SEMARANG — Setelah Tempat Pembuangan Akhir (TPA) ilegal di Rowosari resmi ditutup, ternyata masih ada pekerjaan rumah yang harus ditangani Pemkot Semarang. Salah satunya dialami warga RW 03 Kelurahan Sendangmulyo yang kini bingung membuang sampah karena di wilayah mereka tidak tersedia TPS.
Penempatan kontainer sampah juga memicu pro kontra, lantaran sebagian warga keberatan jika lingkungannya dijadikan lokasi TPS.
Anggota DPRD Kota Semarang dari Fraksi PKS, Dini Inayat, menegaskan bahwa persoalan TPS tidak sekadar urusan teknis.
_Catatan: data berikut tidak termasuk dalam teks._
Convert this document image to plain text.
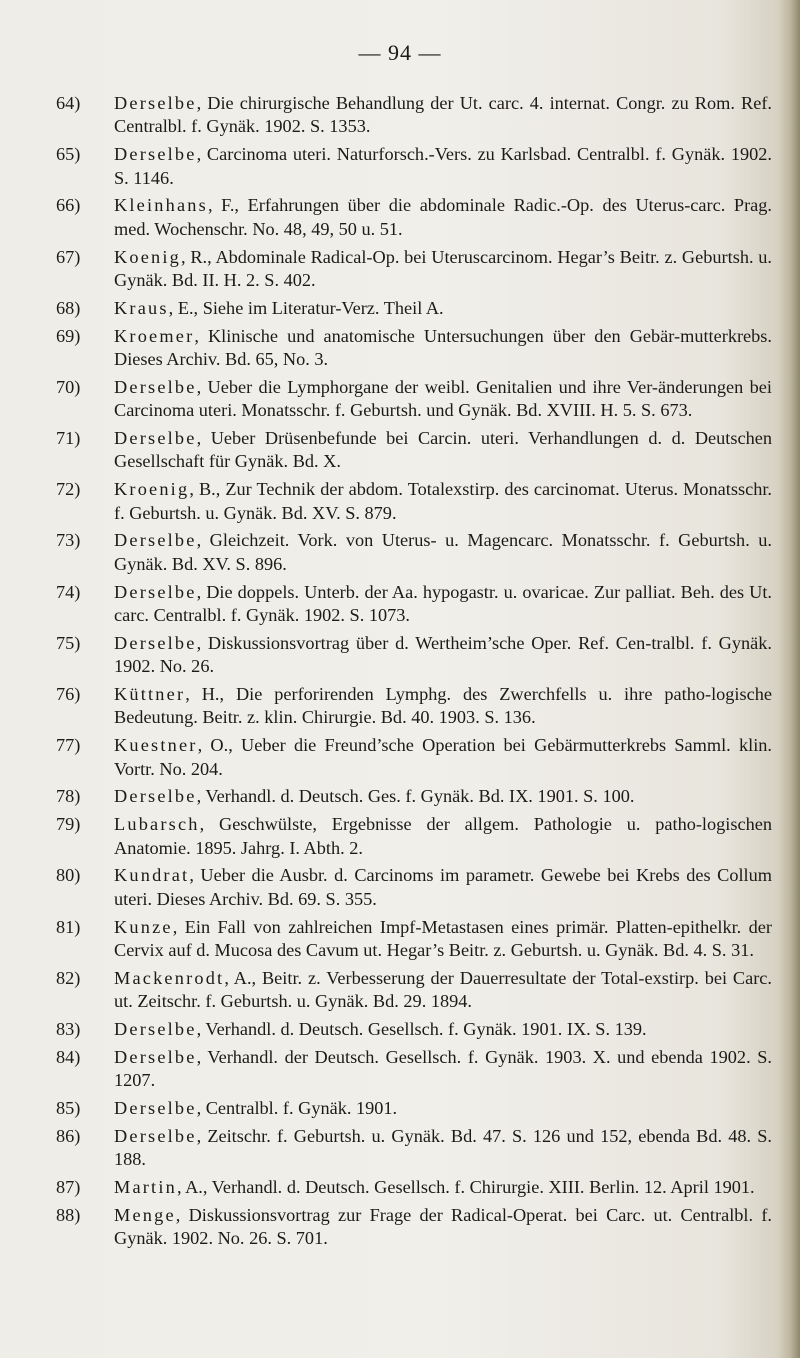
— 94 —
64)	Derselbe, Die chirurgische Behandlung der Ut. carc. 4. internat. Congr. zu Rom. Ref. Centralbl. f. Gynäk. 1902. S. 1353.
65)	Derselbe, Carcinoma uteri. Naturforsch.-Vers. zu Karlsbad. Centralbl. f. Gynäk. 1902. S. 1146.
66)	Kleinhans, F., Erfahrungen über die abdominale Radic.-Op. des Uterus-carc. Prag. med. Wochenschr. No. 48, 49, 50 u. 51.
67)	Koenig, R., Abdominale Radical-Op. bei Uteruscarcinom. Hegar’s Beitr. z. Geburtsh. u. Gynäk. Bd. II. H. 2. S. 402.
68)	Kraus, E., Siehe im Literatur-Verz. Theil A.
69)	Kroemer, Klinische und anatomische Untersuchungen über den Gebär-mutterkrebs. Dieses Archiv. Bd. 65, No. 3.
70)	Derselbe, Ueber die Lymphorgane der weibl. Genitalien und ihre Ver-änderungen bei Carcinoma uteri. Monatsschr. f. Geburtsh. und Gynäk. Bd. XVIII. H. 5. S. 673.
71)	Derselbe, Ueber Drüsenbefunde bei Carcin. uteri. Verhandlungen d. d. Deutschen Gesellschaft für Gynäk. Bd. X.
72)	Kroenig, B., Zur Technik der abdom. Totalexstirp. des carcinomat. Uterus. Monatsschr. f. Geburtsh. u. Gynäk. Bd. XV. S. 879.
73)	Derselbe, Gleichzeit. Vork. von Uterus- u. Magencarc. Monatsschr. f. Geburtsh. u. Gynäk. Bd. XV. S. 896.
74)	Derselbe, Die doppels. Unterb. der Aa. hypogastr. u. ovaricae. Zur palliat. Beh. des Ut. carc. Centralbl. f. Gynäk. 1902. S. 1073.
75)	Derselbe, Diskussionsvortrag über d. Wertheim’sche Oper. Ref. Cen-tralbl. f. Gynäk. 1902. No. 26.
76)	Küttner, H., Die perforirenden Lymphg. des Zwerchfells u. ihre patho-logische Bedeutung. Beitr. z. klin. Chirurgie. Bd. 40. 1903. S. 136.
77)	Kuestner, O., Ueber die Freund’sche Operation bei Gebärmutterkrebs Samml. klin. Vortr. No. 204.
78)	Derselbe, Verhandl. d. Deutsch. Ges. f. Gynäk. Bd. IX. 1901. S. 100.
79)	Lubarsch, Geschwülste, Ergebnisse der allgem. Pathologie u. patho-logischen Anatomie. 1895. Jahrg. I. Abth. 2.
80)	Kundrat, Ueber die Ausbr. d. Carcinoms im parametr. Gewebe bei Krebs des Collum uteri. Dieses Archiv. Bd. 69. S. 355.
81)	Kunze, Ein Fall von zahlreichen Impf-Metastasen eines primär. Platten-epithelkr. der Cervix auf d. Mucosa des Cavum ut. Hegar’s Beitr. z. Geburtsh. u. Gynäk. Bd. 4. S. 31.
82)	Mackenrodt, A., Beitr. z. Verbesserung der Dauerresultate der Total-exstirp. bei Carc. ut. Zeitschr. f. Geburtsh. u. Gynäk. Bd. 29. 1894.
83)	Derselbe, Verhandl. d. Deutsch. Gesellsch. f. Gynäk. 1901. IX. S. 139.
84)	Derselbe, Verhandl. der Deutsch. Gesellsch. f. Gynäk. 1903. X. und ebenda 1902. S. 1207.
85)	Derselbe, Centralbl. f. Gynäk. 1901.
86)	Derselbe, Zeitschr. f. Geburtsh. u. Gynäk. Bd. 47. S. 126 und 152, ebenda Bd. 48. S. 188.
87)	Martin, A., Verhandl. d. Deutsch. Gesellsch. f. Chirurgie. XIII. Berlin. 12. April 1901.
88)	Menge, Diskussionsvortrag zur Frage der Radical-Operat. bei Carc. ut. Centralbl. f. Gynäk. 1902. No. 26. S. 701.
Menurutnya, TPS bisa dikembangkan menjadi TPS 3R (Reduce, Reuse, Recycle) yang lebih ramah lingkungan sekaligus memberi peluang ekonomi baru. Dengan sistem pengelolaan yang benar, sampah bisa diolah menjadi produk daur ulang dan berpotensi menambah penghasilan warga sekitar.
“Kalau TPS dikelola dengan baik, tidak akan menimbulkan bau atau gangguan. Justru bisa jadi sumber penghasilan bagi pengelola maupun masyarakat,” jelas Dini, Kamis 2 Oktober 2025.
Sementara itu, Kepala Dinas Lingkungan Hidup (DLH) Kota Semarang, Arwita Mawarti, menuturkan pihaknya rutin melakukan patroli agar warga tidak lagi membuang sampah di lokasi TPA ilegal Rowosari.
Meski sudah ditutup, masih ada titik api di lokasi tersebut, sehingga DLH bekerja sama dengan Dinas Pemadam Kebakaran untuk melakukan pemadaman.
Arwita juga menyebutkan, sejak penutupan TPA ilegal, jumlah sampah yang masuk ke TPA resmi Jatibarang dari wilayah Rowosari mengalami peningkatan.
"Dengan kondisi ini, Pemkot Semarang masih dihadapkan pada tantangan mencari solusi jangka panjang agar pengelolaan sampah di kawasan Rowosari dan sekitarnya bisa lebih tertata dan ramah lingkungan," terangnya.